Squirrels are evil, the current Geico commercial describes it well “Squirrels are back in the attic, and this time it is personal”. I ended up with several months of trapping the little SOB’s in my attic, and also in figuring out how they were getting in, then had to spend time fixing the damage they caused, including at least one piece of Romex gnawed through. What is amazing is despite how destructive they are, it is illegal to kill them (least it is in my area), law requires they be trapped humanely and let go someplace else.

I heard that in California, we can only kill a certain kind of squirrels – I think they are fox (foxy?) squirrels.

In our area, there are many squirrels. There is a relatively small squirrel in our neighborhood. We saw it frequently near where we live. But we did not see it in the past few days. It could have been killed. I do not know what is their typical life span.

I once saw a squirrel jumping from a branch of one tree to a branch of another tree. Amazing skills!

Yeah, but can squirrels hack and transfer 600 million dollars into my bank account in the Cayman Islands?

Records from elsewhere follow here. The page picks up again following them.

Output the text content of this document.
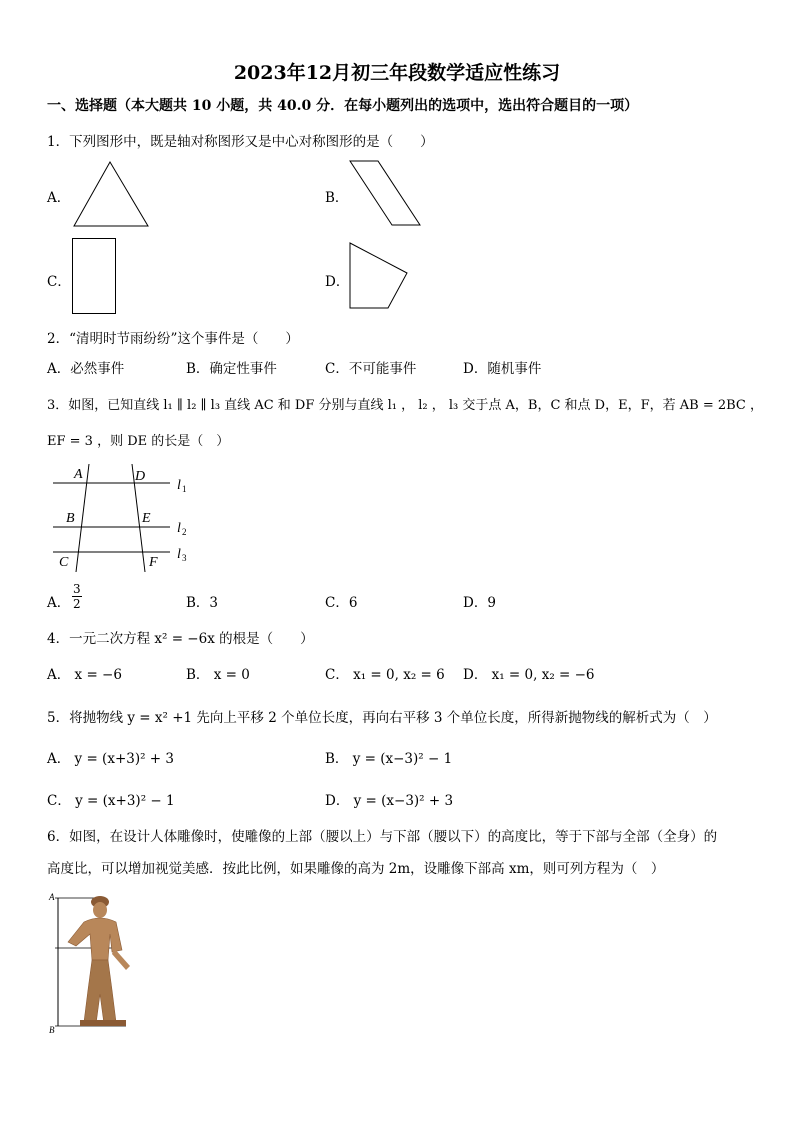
2023年12月初三年段数学适应性练习
一、选择题（本大题共 10 小题，共 40.0 分．在每小题列出的选项中，选出符合题目的一项）
1．下列图形中，既是轴对称图形又是中心对称图形的是（　　）
A．	B．
C．	D．
2．“清明时节雨纷纷”这个事件是（　　）
A．必然事件	B．确定性事件	C．不可能事件	D．随机事件
3．如图，已知直线 l₁ ∥ l₂ ∥ l₃ 直线 AC 和 DF 分别与直线 l₁ ， l₂ ， l₃ 交于点 A，B，C 和点 D，E，F，若 AB = 2BC ，
EF = 3 ，则 DE 的长是（　）
A	D
B	E
C	F
l 1
l 2
l 3
A． $\frac{3}{2}$	B．3	C．6	D．9
4．一元二次方程 x² = −6x 的根是（　　）
A． x = −6	B． x = 0	C． x₁ = 0, x₂ = 6 D． x₁ = 0, x₂ = −6
5．将抛物线 y = x² +1 先向上平移 2 个单位长度，再向右平移 3 个单位长度，所得新抛物线的解析式为（　）
A． y = (x+3)² + 3	B． y = (x−3)² − 1
C． y = (x+3)² − 1	D． y = (x−3)² + 3
6．如图，在设计人体雕像时，使雕像的上部（腰以上）与下部（腰以下）的高度比，等于下部与全部（全身）的
高度比，可以增加视觉美感．按此比例，如果雕像的高为 2m，设雕像下部高 xm，则可列方程为（　）
A
B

A pair of owls moved into our woods right behind our summer house, noticed a lot less squirrels since then!

You are lucky!
Have you see this–
http://gizmodo.com/a-traffic-camera-captured-this-gorgeous-shot-of-a-snowy-1751616463

Owls! We have one living in our backyard. Transformers are still exploding regularly… :slight_smile: Owls present a different threat to the power grid: in Eastern WA, an owl carrying a stolen chicken decided to land on a power line with the chicken dangling below… their charred remains were discovered when the wildfire started by the short was extinguished.

Our typical suburban squirrel is the non-native and non-protected Easter Gray Squirrel.

http://wdfw.wa.gov/conservation/gray_squirrel/

I guess I am glad the power from the pole to our summer house is underground!

We live near a nature center and there are masses of various of squirrels residing in our neighborhood. But the biggest aggravation are the huge numbers of black squirrels, which all desperately need to run out in front of your car at the exact moment that you drive by. Some days I will have to slam on the brakes 10 different times just to get down the street because they just come racing out from nowhere. I’m pretty sure they do it deliberately. I keep wondering how many generations of squirrels it takes for natural selection to evolve some sense into them.

I remember going to DC and noticing the squirrels near the monuments were actually begging for food! I’d never seen anything like it. It was also the first time I’d seen a black squirrel, which was jarring at first.

There are lots of black squirrels in the DC area. I asked about it once at a nature center and they said that they’re just a genetic variance, and one that would be disadvantageous in nature because it makes them easier for other predators to see against tree bark which is usually gray. Squirrels in that area are very numerous and very bold and the deer aren’t far behind!

Not just squirrels. When communications cable was laid across the Atlantic, sharks were biting into it.

I’m pretty sure squirrels run in front of traffic deliberately, too. I figure it’s some sort of peer pressure and imagine the boys ragging, c’mon man, you can do it, you a squirrel or a chicken?